I think the Food Network is overdue for another big star. Maybe that star could be you. If you think it is, then you need to get in touch with me and lets make it happen.
Space is limited. Send a brief email if you’re serious and let’s get the ball rolling. Type Food Network Star in the subject line. I will respond to you promptly and we will get right into the details.
If you’re good at reading between the lines, you might be wondering why I don’t just do it myself. Good question. I’ve thought about it. The truth is, it’s just not my bag baby. I don’t have any desire to create original recipes, or teach people how to cook on camera. I’m more of a live audience kind of guy. Personally, I don’t really like being on camera and have never liked to have my picture taken. It’s not that I’m bad looking, it’s more a matter of being photogenic. I love to cook and I’m passionate about food and entertaining, but I don’t feel that I have anything to offer the Food Network in terms of an original show. If I did, I would pitch it. I would love to host a show like DDD, but that’s already being done.
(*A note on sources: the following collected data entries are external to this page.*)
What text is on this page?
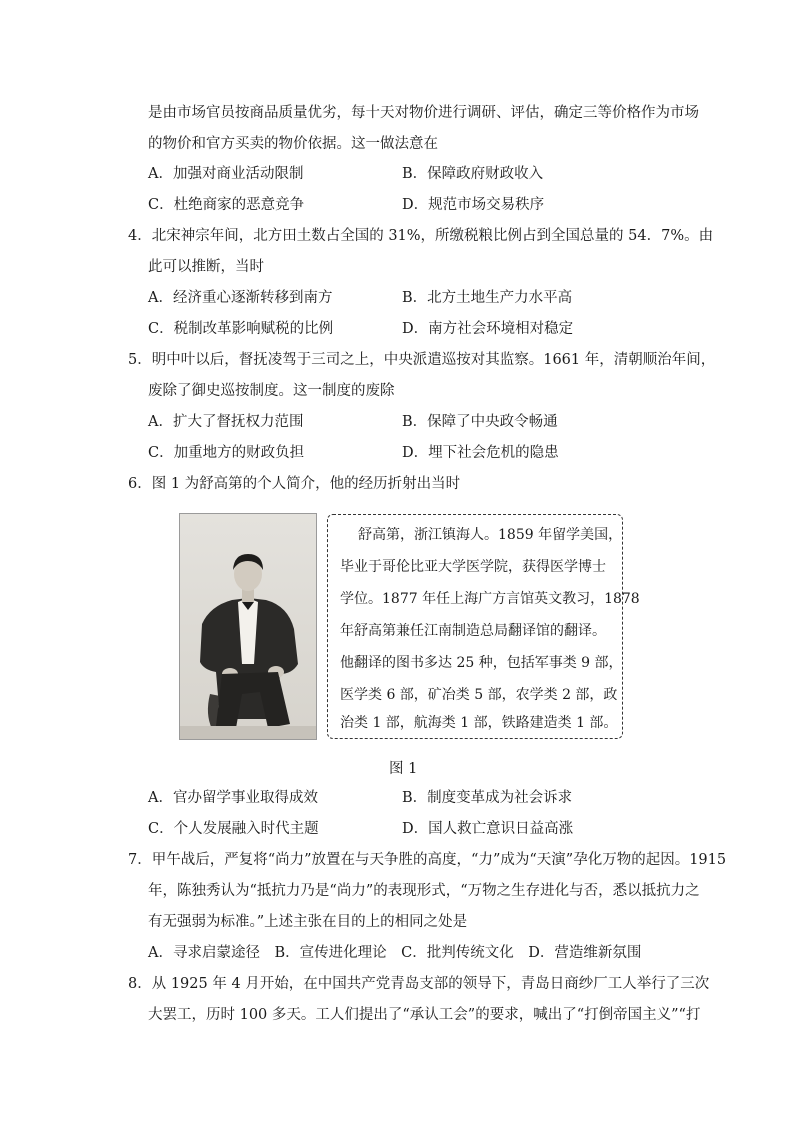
是由市场官员按商品质量优劣，每十天对物价进行调研、评估，确定三等价格作为市场
的物价和官方买卖的物价依据。这一做法意在
A．加强对商业活动限制	B．保障政府财政收入
C．杜绝商家的恶意竞争	D．规范市场交易秩序
4．北宋神宗年间，北方田土数占全国的 31%，所缴税粮比例占到全国总量的 54．7%。由
此可以推断，当时
A．经济重心逐渐转移到南方	B．北方土地生产力水平高
C．税制改革影响赋税的比例	D．南方社会环境相对稳定
5．明中叶以后，督抚凌驾于三司之上，中央派遣巡按对其监察。1661 年，清朝顺治年间，
废除了御史巡按制度。这一制度的废除
A．扩大了督抚权力范围	B．保障了中央政令畅通
C．加重地方的财政负担	D．埋下社会危机的隐患
6．图 1 为舒高第的个人简介，他的经历折射出当时
舒高第，浙江镇海人。1859 年留学美国，
毕业于哥伦比亚大学医学院，获得医学博士
学位。1877 年任上海广方言馆英文教习，1878
年舒高第兼任江南制造总局翻译馆的翻译。
他翻译的图书多达 25 种，包括军事类 9 部，
医学类 6 部，矿冶类 5 部，农学类 2 部，政
治类 1 部，航海类 1 部，铁路建造类 1 部。
图 1
A．官办留学事业取得成效	B．制度变革成为社会诉求
C．个人发展融入时代主题	D．国人救亡意识日益高涨
7．甲午战后，严复将“尚力”放置在与天争胜的高度，“力”成为“天演”孕化万物的起因。1915
年，陈独秀认为“抵抗力乃是“尚力”的表现形式，“万物之生存进化与否，悉以抵抗力之
有无强弱为标准。”上述主张在目的上的相同之处是
A．寻求启蒙途径　B．宣传进化理论　C．批判传统文化　D．营造维新氛围
8．从 1925 年 4 月开始，在中国共产党青岛支部的领导下，青岛日商纱厂工人举行了三次
大罢工，历时 100 多天。工人们提出了“承认工会”的要求，喊出了“打倒帝国主义”“打
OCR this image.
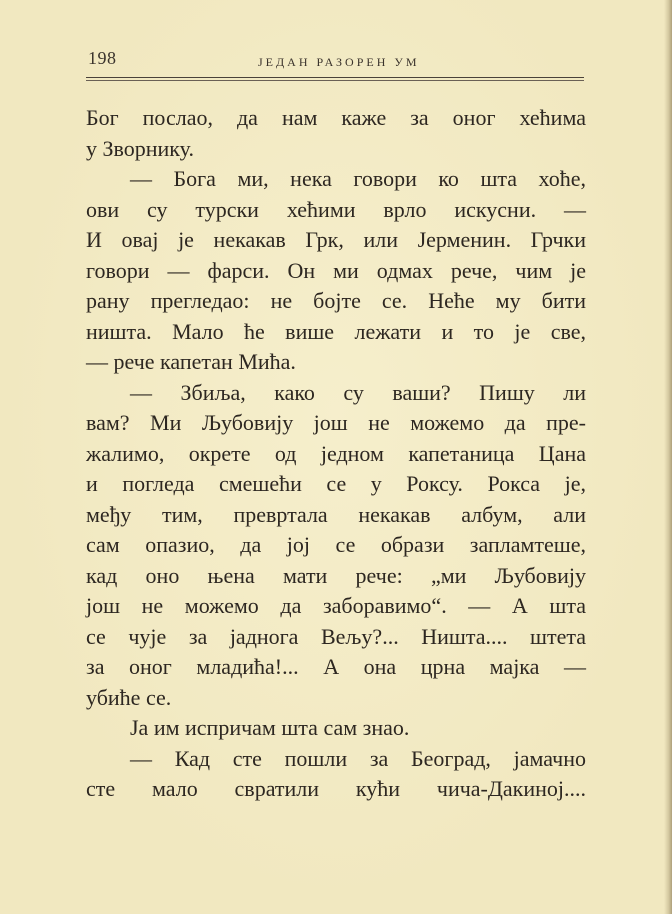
198	ЈЕДАН РАЗОРЕН УМ
Бог послао, да нам каже за оног хећима
у Зворнику.
— Бога ми, нека говори ко шта хоће,
ови су турски хећими врло искусни. —
И овај је некакав Грк, или Јерменин. Грчки
говори — фарси. Он ми одмах рече, чим је
рану прегледао: не бојте се. Неће му бити
ништа. Мало ће више лежати и то је све,
— рече капетан Мића.
— Збиља, како су ваши? Пишу ли
вам? Ми Љубовију још не можемо да пре-
жалимо, окрете од једном капетаница Цана
и погледа смешећи се у Роксу. Рокса је,
међу тим, превртала некакав албум, али
сам опазио, да јој се образи запламтеше,
кад оно њена мати рече: „ми Љубовију
још не можемо да заборавимо“. — А шта
се чује за јаднога Вељу?... Ништа.... штета
за оног младића!... А она црна мајка —
убиће се.
Ја им испричам шта сам знао.
— Кад сте пошли за Београд, јамачно
сте мало свратили кући чича-Дакиној....
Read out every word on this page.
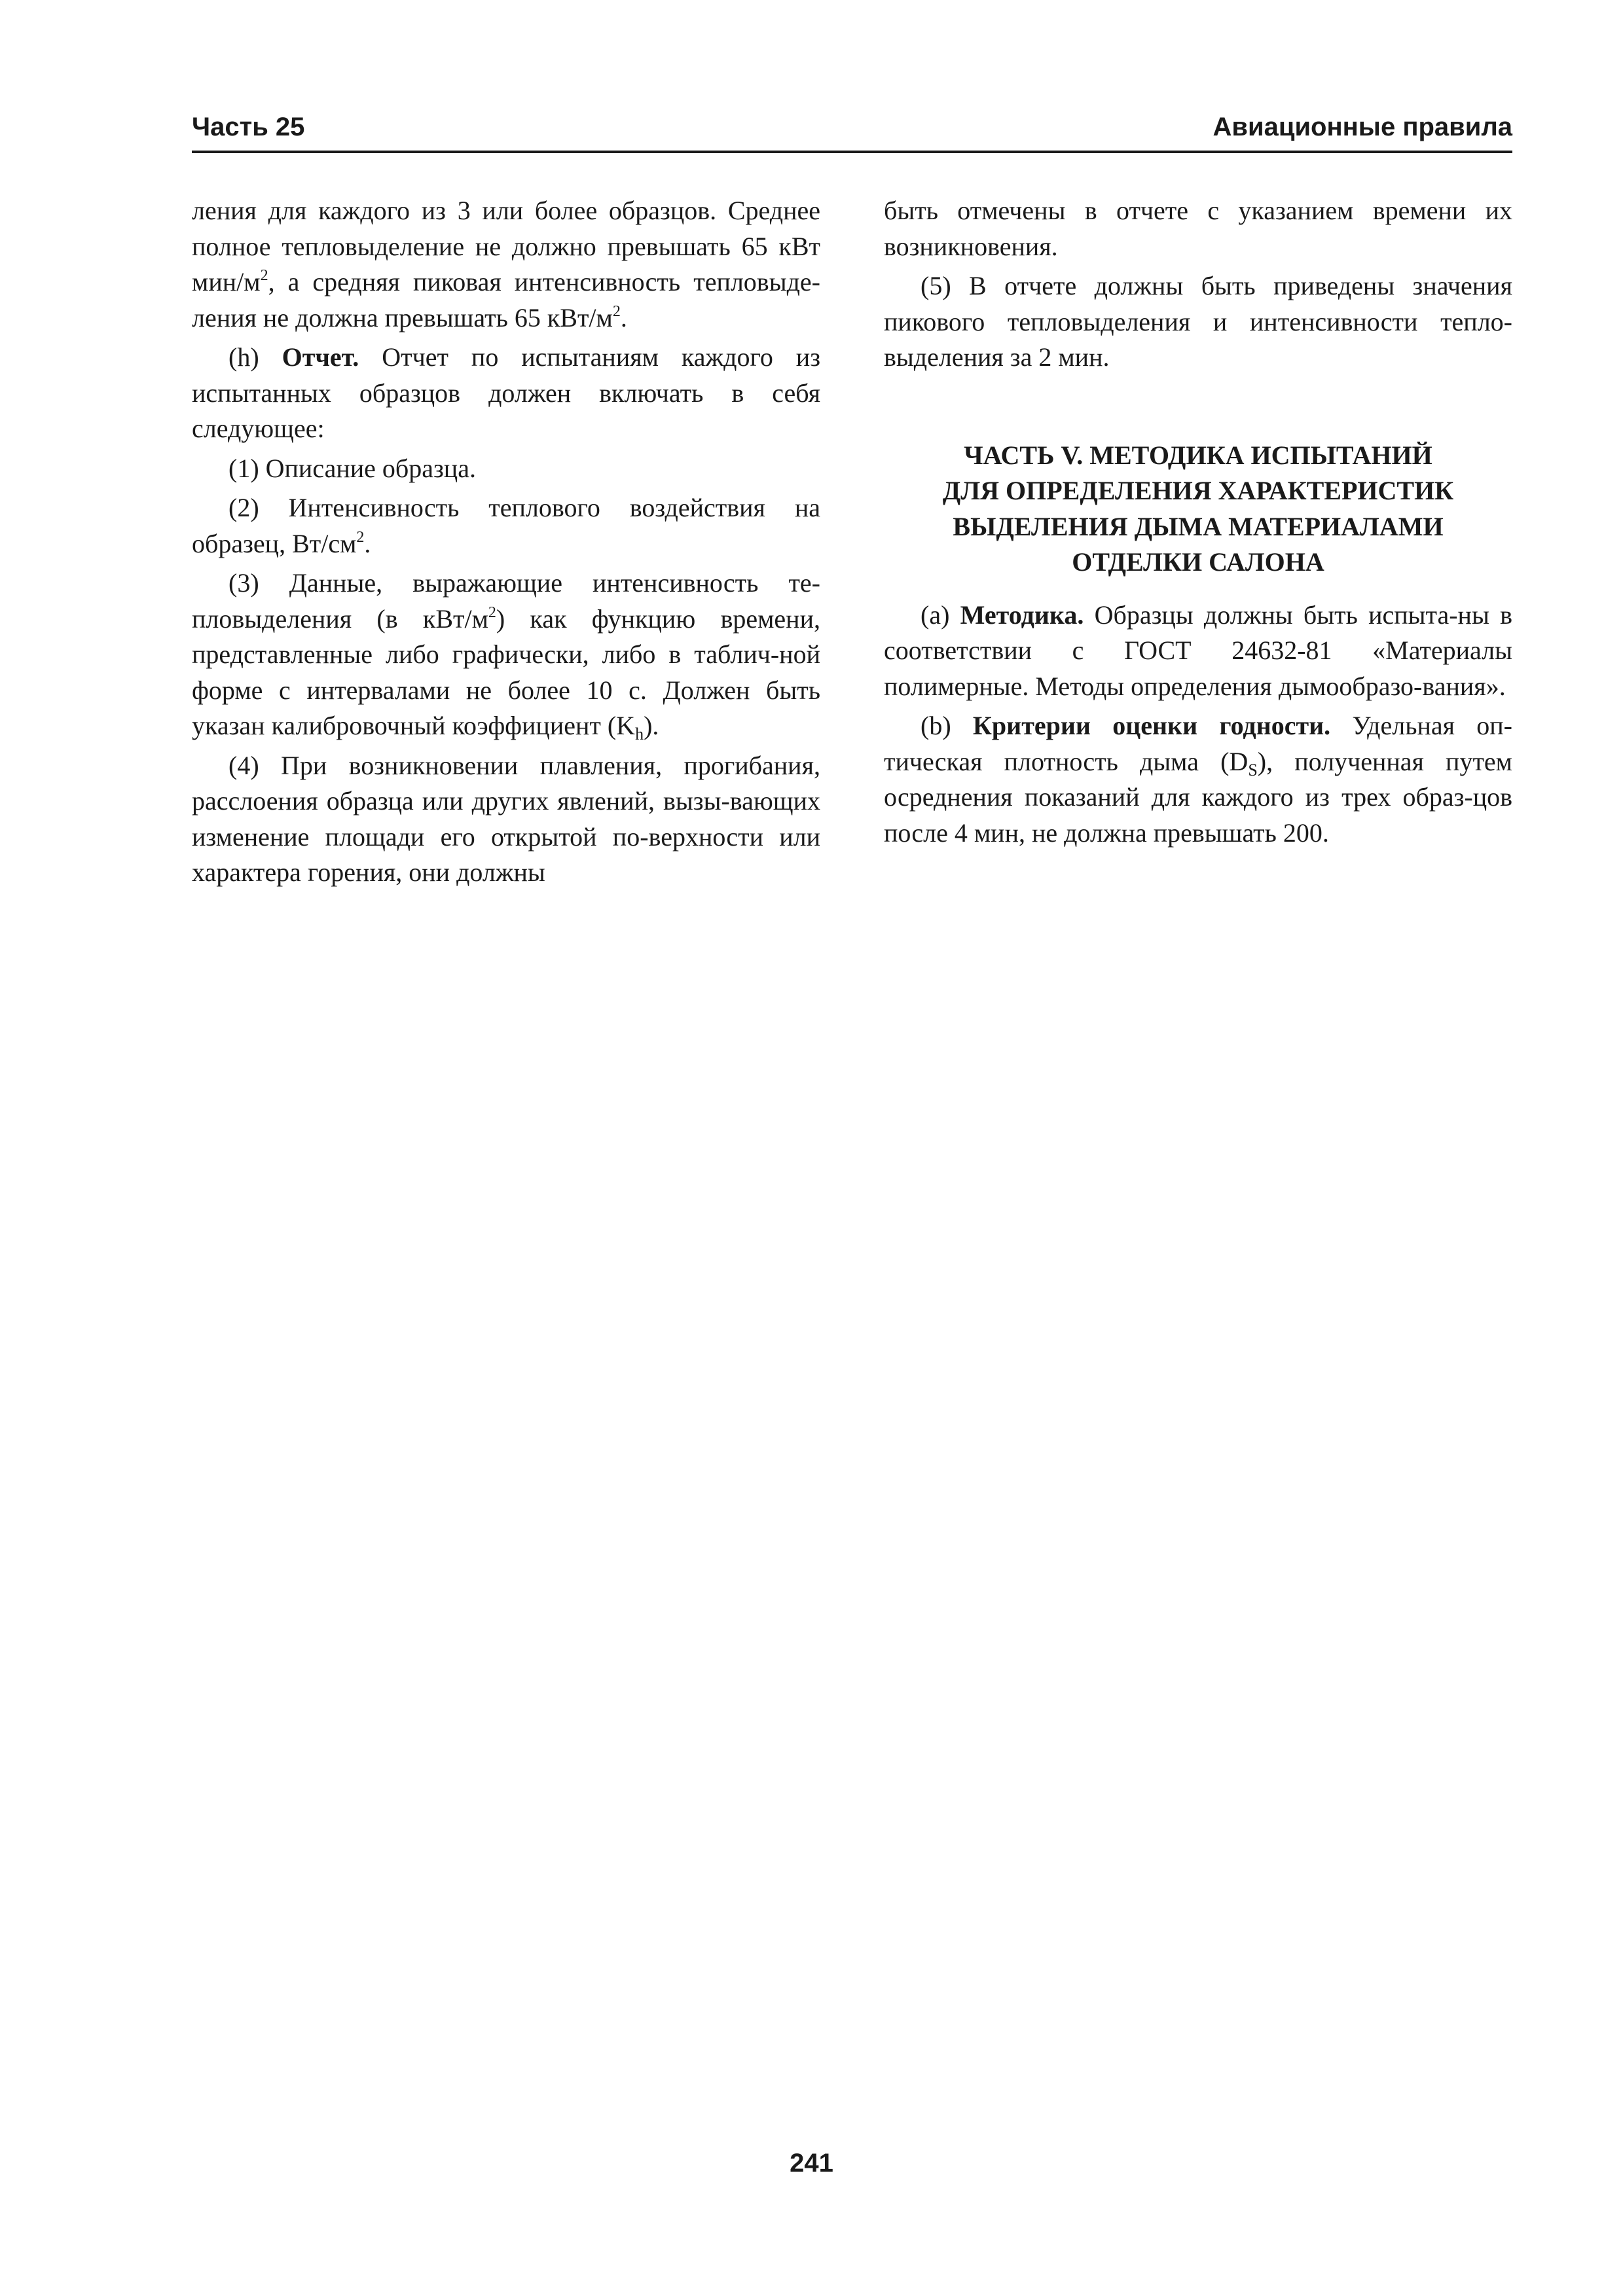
Часть 25	Авиационные правила

ления для каждого из 3 или более образцов. Среднее полное тепловыделение не должно превышать 65 кВт мин/$м^2$, а средняя пиковая интенсивность тепловыде-ления не должна превышать 65 кВт/$м^2$.

(h) Отчет. Отчет по испытаниям каждого из испытанных образцов должен включать в себя следующее:

(1) Описание образца.

(2) Интенсивность теплового воздействия на образец, $Вт/см^2$.

(3) Данные, выражающие интенсивность те-пловыделения (в кВт/$м^2$) как функцию времени, представленные либо графически, либо в таблич-ной форме с интервалами не более 10 с. Должен быть указан калибровочный коэффициент $(K_h)$.

(4) При возникновении плавления, прогибания, расслоения образца или других явлений, вызы-вающих изменение площади его открытой по-верхности или характера горения, они должны

быть отмечены в отчете с указанием времени их возникновения.

(5) В отчете должны быть приведены значения пикового тепловыделения и интенсивности тепло-выделения за 2 мин.

ЧАСТЬ V. МЕТОДИКА ИСПЫТАНИЙ
ДЛЯ ОПРЕДЕЛЕНИЯ ХАРАКТЕРИСТИК
ВЫДЕЛЕНИЯ ДЫМА МАТЕРИАЛАМИ
ОТДЕЛКИ САЛОНА

(a) Методика. Образцы должны быть испыта-ны в соответствии с ГОСТ 24632-81 «Материалы полимерные. Методы определения дымообразо-вания».

(b) Критерии оценки годности. Удельная оп-тическая плотность дыма $(D_S)$, полученная путем осреднения показаний для каждого из трех образ-цов после 4 мин, не должна превышать 200.

241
Every time Food Network Star starts a new season, I tune in and watch to see if anyone has star power (the total package). I get exasperated and feel like I should try out for the show myself just to show people how to do it. It seems obvious what Bob Tuschman and Susie Fogelson are looking for, yet no one can ever seem to put it all together. I was excited with the new format last season, but still no one had the total package. It’s obvious that Justin is a foodie and has an impressive track record; but he didn’t run away with the show. He wasn’t my pick. There were other finalists on the show, who if they had gone through this boot camp, they could have won instead. I’m sure of it. Everyone struggled with something (and most of them a lot).
From where I sit, if you’ve got what it takes to get on the show, then you should do everything you can to ensure that you will become the next Food Network Star. You wouldn’t want to spend the rest of your life thinking about how you had a good shot at a great career, fame and fortune, and let it all slip through your fingers.
Is it possible that you could pass this boot camp, get on the show, and still not win? Yes. No matter how good you are, there’s always the chance that someone else is better. It’s not likely, but it is possible. If you’re as good as I’m suggesting, you don’t have to actually win in order to get your foot in the door at Food Network. Ultimately, it boils down to this: if you have a passion for food and cooking and want to get on the Food Network, it would be smart to train yourself first and put your best foot forward on whatever materials you submit to the network. You want to come across as polished and professional from the word go. I don’t have Bob and Susie on speed-dial, but I’m sure they would find it refreshing and rewarding to work with a star who has the total package.
Don’t forget: You have to make your own breaks.
To anyone who has read this far… you’re obviously a foodie and a big fan of the Food Network, so we have a lot in common and I wish you all the best. We will all be watching the next season of Food Network Star. The only question is if you will be on it.